Sino-U.S. Cyber Diplomacy in 2015: A Review
The last quarter of 2015 saw some progress on the diplomatic front in improving relations between the United States and China in the field of cyber security. During a state visit to the United States in September 2015, Chinese President’s Xi Jinping and U.S. President Barack Obama agreed to deepen bilateral cooperation and build trust between the two countries in cyberspace by, among other things, refraining from conducting or knowingly supporting commercial cyber-espionage, promoting appropriate norms of state behavior in cyberspace, and establishing a high-level joint dialogue mechanism on fighting cybercrime and related issues.

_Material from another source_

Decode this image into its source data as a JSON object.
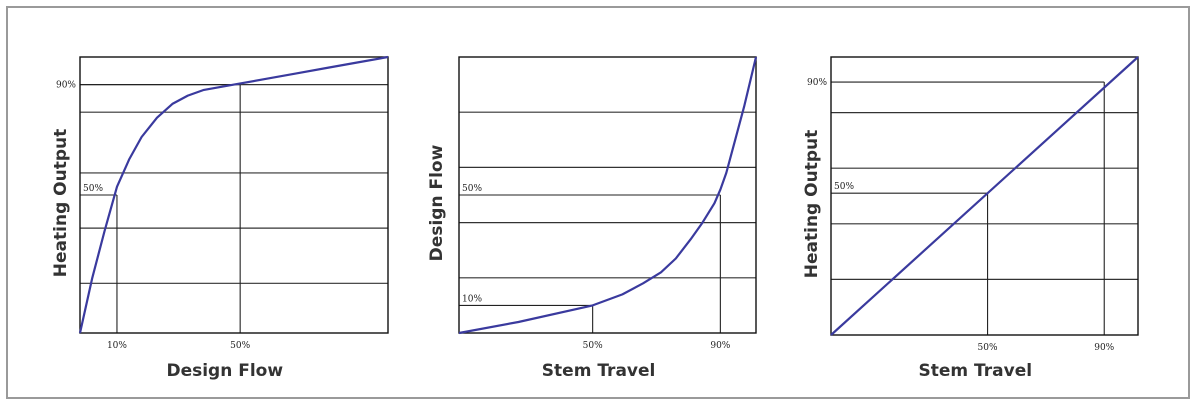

Indeed, the first meeting of the U.S.-China High-Level Joint Dialogue on Cybercrime and Related Issues took place on December 1, in Washington D.C. in which the participants, including representatives from various U.S. and Chinese departments and ministries, agreed to a set of guidelines for requesting assistance on cybercrime and how to respond to requests; developed the scope, goals and procedures for a joint hotline mechanism; decided to conduct a tabletop exercise involving network protection scenarios in order to deepen the understanding regarding the other side’s authorities, processes, and procedures; agreed to further develop case cooperation on cybercrime including the theft of trade secrets; and most importantly agreed to meet again in June 2016. (The U.S.-China Joint Liaison Group on Law Enforcement Cooperation, which has been in existence since the late 1990s, has also monitored bilateral cybercrime issues including child pornography.)
China and the United States, despite some quiet contact between the two governments, have not officially discussed cyber security since May 2014. China at that time suspended participation in the U.S.-China Cyber Working Group after the U.S. Justice Department had indicted five members of the People’s Liberation Army for malicious activities in cyberspace. The agreements reached at the December 1 High-Level Dialogue are a notable achievement and should be cause for wary optimism when it comes to the future of Sino-U.S. relations in cyberspace in 2016, although it goes without saying that the agreements have to first be implemented to have any real impact. Nevertheless, the meeting indicated a more conciliatory stance by both countries towards one another’s positions on a number of contentious cyber related issues (e.g., the theft of trade secrets), and, more importantly, laid the political groundwork for deeper technical cooperation.
In 2015, the United States and China also stepped up the cyber arms race. In May of last year, China issued its first ever “Military Strategy” emphasizing the importance of cyberspace for future military operations. In 2015, the Pentagon issued a new “Cyber Strategy,” and Cyber Command issued a new planning document, titled “Beyond the Build.” In addition, the Pentagon issued a new Law of War Manual, in which the pre-emplacement of “logic bombs” in an adversary country’s networks and information systems is advocated.
On the more positive side, unless there will be a significant deterioration of relations between both countries (e.g., a military confrontation in the South China Sea), it is highly unlikely that either the United States or China will employ strategic cyber weapons in 2016 to disrupt each other’s command and control systems and hack into the software of advanced weapons platforms in order to disable them, since this would be tantamount to a declaration of war.